Pandas → QuestDB from Jupyter: the fast path to time-series SQL (ILP + PGWire)

Meta description:
Move time-series data from Pandas to QuestDB in minutes. Learn ILP ingestion, query back to Pandas over PGWire, and use SAMPLE BY/LATEST ON for real analytics.

Why this matters (quick story)

You’ve got a tidy Pandas DataFrame… until it isn’t. Metrics explode, memory caps out, and your “quick” analysis takes minutes. Offload the heavy lifting to QuestDB: ingest straight from Pandas, query with time-series SQL, and pull just the slices you need back into your notebook. It’s the same Python flow—just actually fast.

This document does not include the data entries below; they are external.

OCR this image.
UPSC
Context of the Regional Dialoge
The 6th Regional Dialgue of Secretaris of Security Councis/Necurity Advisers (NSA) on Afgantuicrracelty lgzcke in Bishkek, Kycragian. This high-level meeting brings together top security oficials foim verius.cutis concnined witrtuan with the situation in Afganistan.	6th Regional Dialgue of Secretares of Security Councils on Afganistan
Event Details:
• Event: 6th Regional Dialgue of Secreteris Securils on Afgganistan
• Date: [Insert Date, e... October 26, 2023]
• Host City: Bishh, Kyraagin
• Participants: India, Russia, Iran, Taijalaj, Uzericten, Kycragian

Ingest: Pandas → QuestDB via the official Python client (ILP). (py-questdb-client.readthedocs.io)
Query: Back to Pandas via Postgres wire (PGWire) with SQLAlchemy. (QuestDB)
Think time-series: SAMPLE BY, LATEST ON, ASOF JOIN. (QuestDB)

Architecture at a glance

Jupyter / Pandas  ──(ILP: questdb[dataframe])──▶  QuestDB
       ▲                                         │
       └─────────────(PGWire/SQLAlchemy)─────────┘

ILP (HTTP) is the recommended high-throughput ingest path in the official Python client. (py-questdb-client.readthedocs.io)
PGWire is ideal for querying into Pandas via pandas.read_sql. (QuestDB)

Setup (3 steps)

Run QuestDB (local, Docker, or Cloud). See the docs home to pick your path. (QuestDB)
Install the client (with DataFrame extras): python -m pip install -U "questdb[dataframe]" (The extras add Pandas + PyArrow for zero-copy frame ingest.) (py-questdb-client.readthedocs.io)
Optionally open the live demo to experiment with SQL. (QuestDB)

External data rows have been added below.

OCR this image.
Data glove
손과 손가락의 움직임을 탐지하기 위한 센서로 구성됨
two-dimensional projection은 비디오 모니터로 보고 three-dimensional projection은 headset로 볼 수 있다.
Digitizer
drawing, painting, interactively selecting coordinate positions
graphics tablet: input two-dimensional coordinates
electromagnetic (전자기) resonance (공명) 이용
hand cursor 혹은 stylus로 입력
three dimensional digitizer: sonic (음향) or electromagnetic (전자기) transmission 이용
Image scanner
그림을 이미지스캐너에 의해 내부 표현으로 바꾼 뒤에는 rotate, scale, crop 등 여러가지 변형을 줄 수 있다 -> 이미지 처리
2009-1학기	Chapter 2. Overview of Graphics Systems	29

Ingest a Pandas DataFrame (millions of rows/sec style)

Goal: write a sensor_readings DataFrame into QuestDB with a proper timestamp and symbols.

import pandas as pd
from datetime import datetime, timedelta
from questdb.ingress import Sender

# 1) Build a small demo frame
now = pd.Timestamp.utcnow().floor("s")
df = pd.DataFrame({
    "device_id": pd.Categorical([f"d-{i%3}" for i in range(10_000)]),   # categorical → SYMBOL
    "temp_c":    pd.Series(range(10_000)).astype("float64") / 100.0,
    "ts":        [now + timedelta(seconds=i) for i in range(10_000)]
})

# 2) Send to QuestDB via ILP/HTTP
conf = "http::addr=localhost:9000;"
with Sender.from_conf(conf) as sender:
    # 'at' is the designated timestamp column; Categorical becomes SYMBOL
    sender.dataframe(df, table_name="sensor_readings", at="ts")

sender.dataframe is the simplest/fastest way to push a frame. (py-questdb-client.readthedocs.io)
Categoricals → SYMBOL (dictionary-encoded string) for better scans and joins. You can also pass symbols=["device_id"] explicitly. (py-questdb-client.readthedocs.io)

Timestamp tip: the client accepts pandas.Timestamp and datetime. Keep timestamps UTC in your pipeline. (QuestDB)

Query back into Pandas (PGWire + SQLAlchemy)

You’ll reuse your familiar Pandas workflow:

import pandas as pd
from sqlalchemy import create_engine

# questdb://user:pass@host:port/dbname  (defaults in dev: admin/quest@localhost:8812/qdb)
engine = create_engine("questdb://admin:quest@localhost:8812/qdb")

# Downsample last 24h by 5 minutes
q = """
SELECT
  ts,
  device_id,
  avg(temp_c) AS avg_temp
FROM sensor_readings
WHERE ts >= dateadd('d', -1, now())
SAMPLE BY 5m
"""
with engine.connect() as conn:
    agg = pd.read_sql(q, conn)

agg.head()

The PGWire Python guide shows Pandas + SQLAlchemy integration and connection strings. (QuestDB)
SAMPLE BY is a time-series primitive for downsampling. (QuestDB)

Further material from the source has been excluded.